For now, though, the companies have nobody to talk to: Iraq is unlikely to have a fully authorized government for at least a year. Meanwhile, the Oil Ministry, acting on an ad hoc basis, plans to soon launch a study looking at the various options that could be used to expand the industry. As part of its research, it might solicit proposals from international oil companies, Carroll said.
"Growing out of that," Carroll said, could be "that those companies that have maybe offered the best model would be the ones in a favored position to go on, in terms of expanding the oil industry."
Which companies wind up in that role is likely to be decided in a fiercely political environment. Under Hussein, oil contracts were given to companies from Russia, France and China, whose governments were more supportive of Iraq than other nations at the U.N. Security Council. Now, the ministry is under the control of an acting chief, Thamer Abbas Ghadban, who was selected by the United States. He is being advised by Carroll, the retired Texas oil executive chosen by the Pentagon.
Carroll said repeatedly that he is merely an adviser. But many in Iraq's oil industry assume that the war replaced one set of preferential beneficiaries with another: Hussein's former allies are out, while those who won the war will get most of the deals.
Adding to the potential for acrimony is the question of what to do with contracts awarded while Hussein was in power. Carroll said the ministry would examine them case by case, with an eye toward revoking those at cross-purposes with the public interests. He declined to name any deals that might meet that definition, but officials in Iraqi state companies frequently cite a $3.7 billion contract given to Russia's largest oil company, Lukoil, to expand the West Qurna field near Basra.
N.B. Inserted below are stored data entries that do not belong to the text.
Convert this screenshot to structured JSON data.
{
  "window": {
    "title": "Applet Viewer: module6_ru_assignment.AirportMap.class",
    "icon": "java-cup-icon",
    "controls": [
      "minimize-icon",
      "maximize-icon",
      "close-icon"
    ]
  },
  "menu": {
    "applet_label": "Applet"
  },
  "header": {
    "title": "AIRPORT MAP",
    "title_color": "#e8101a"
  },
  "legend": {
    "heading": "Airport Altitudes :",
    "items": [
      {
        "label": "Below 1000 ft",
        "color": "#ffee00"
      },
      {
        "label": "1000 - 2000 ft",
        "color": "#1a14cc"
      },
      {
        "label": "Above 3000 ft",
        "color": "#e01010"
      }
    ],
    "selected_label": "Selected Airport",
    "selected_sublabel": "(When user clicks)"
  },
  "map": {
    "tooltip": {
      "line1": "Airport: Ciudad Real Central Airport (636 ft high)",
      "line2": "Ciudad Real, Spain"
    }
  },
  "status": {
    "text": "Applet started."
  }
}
Hussein's regime abruptly canceled that contract this year, complaining that Lukoil failed to do any of the required work. Hussein was also angered by what he perceived to be ineffective and halfhearted Russian opposition to U.S. war planning, a South Oil Co. senior official said.
In a recent interview, the new head of South Oil, Jabbar Luaabi, said the Lukoil contract was no longer valid. But a spokesman for Lukoil in Moscow said it was. He said Lukoil did not previously do work at the field because of U.N. sanctions, but will now that the sanctions have been eliminated. "We have a legally binding contract," said the spokesman, Kirill Smolyakov. "Our contract was signed according to international law and agreed to by the Iraqi parliament."
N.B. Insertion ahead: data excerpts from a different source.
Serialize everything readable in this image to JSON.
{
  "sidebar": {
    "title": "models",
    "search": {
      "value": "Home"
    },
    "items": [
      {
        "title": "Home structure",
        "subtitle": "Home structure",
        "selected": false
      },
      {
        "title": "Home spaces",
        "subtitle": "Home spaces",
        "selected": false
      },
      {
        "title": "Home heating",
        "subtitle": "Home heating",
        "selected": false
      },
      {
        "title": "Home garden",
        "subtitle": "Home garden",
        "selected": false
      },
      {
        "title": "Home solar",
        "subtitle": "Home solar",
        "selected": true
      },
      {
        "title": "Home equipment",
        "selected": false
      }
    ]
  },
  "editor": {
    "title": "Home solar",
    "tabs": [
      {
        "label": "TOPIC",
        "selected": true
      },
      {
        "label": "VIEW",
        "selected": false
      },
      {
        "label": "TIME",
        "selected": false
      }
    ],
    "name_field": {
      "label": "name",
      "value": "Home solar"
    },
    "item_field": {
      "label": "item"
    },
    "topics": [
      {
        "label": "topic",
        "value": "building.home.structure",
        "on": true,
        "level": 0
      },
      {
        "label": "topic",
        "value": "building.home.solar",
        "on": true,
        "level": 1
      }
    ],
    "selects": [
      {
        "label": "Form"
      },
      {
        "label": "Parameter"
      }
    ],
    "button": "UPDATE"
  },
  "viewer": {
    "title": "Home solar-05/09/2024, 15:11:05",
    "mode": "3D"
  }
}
Similar arguments could affect contracts awarded to other Russian companies as well as Chinese firms, said Nader H. Sultan, chief executive of Kuwait Petroleum Corp. "The oil lawyers will have a lot of business," he said.
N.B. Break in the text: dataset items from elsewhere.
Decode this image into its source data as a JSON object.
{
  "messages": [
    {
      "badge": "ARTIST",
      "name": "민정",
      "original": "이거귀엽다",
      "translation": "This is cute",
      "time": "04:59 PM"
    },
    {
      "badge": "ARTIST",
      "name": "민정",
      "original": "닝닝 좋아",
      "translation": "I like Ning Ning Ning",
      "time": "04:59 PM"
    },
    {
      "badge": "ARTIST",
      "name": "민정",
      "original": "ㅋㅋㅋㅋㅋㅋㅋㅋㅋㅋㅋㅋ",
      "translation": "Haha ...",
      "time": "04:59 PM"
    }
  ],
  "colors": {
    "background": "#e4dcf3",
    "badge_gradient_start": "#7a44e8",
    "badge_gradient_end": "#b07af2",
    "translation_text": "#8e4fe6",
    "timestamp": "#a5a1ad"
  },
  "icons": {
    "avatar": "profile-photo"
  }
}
At Total's headquarters in Paris, Lechevalier professed no worries about the political atmosphere as it relates to Majnoon, which was to produce 600,000 barrels a day after Total's project, up from 50,000 per day before the war. That deal was never signed, but the company could pursue it again.
Total's experience at the field, its seismic work and surveying, and its continuing contacts within the oil ministry could be significant competitive advantages, Lechevalier said. Whatever political impediments might exist could be avoided by joining consortia with other oil companies.
"There is room for everybody," Lechevalier said. "The amount of money needed is so great that no one will be able to do it alone. Nobody will be able to put $30 billion alone into Iraq."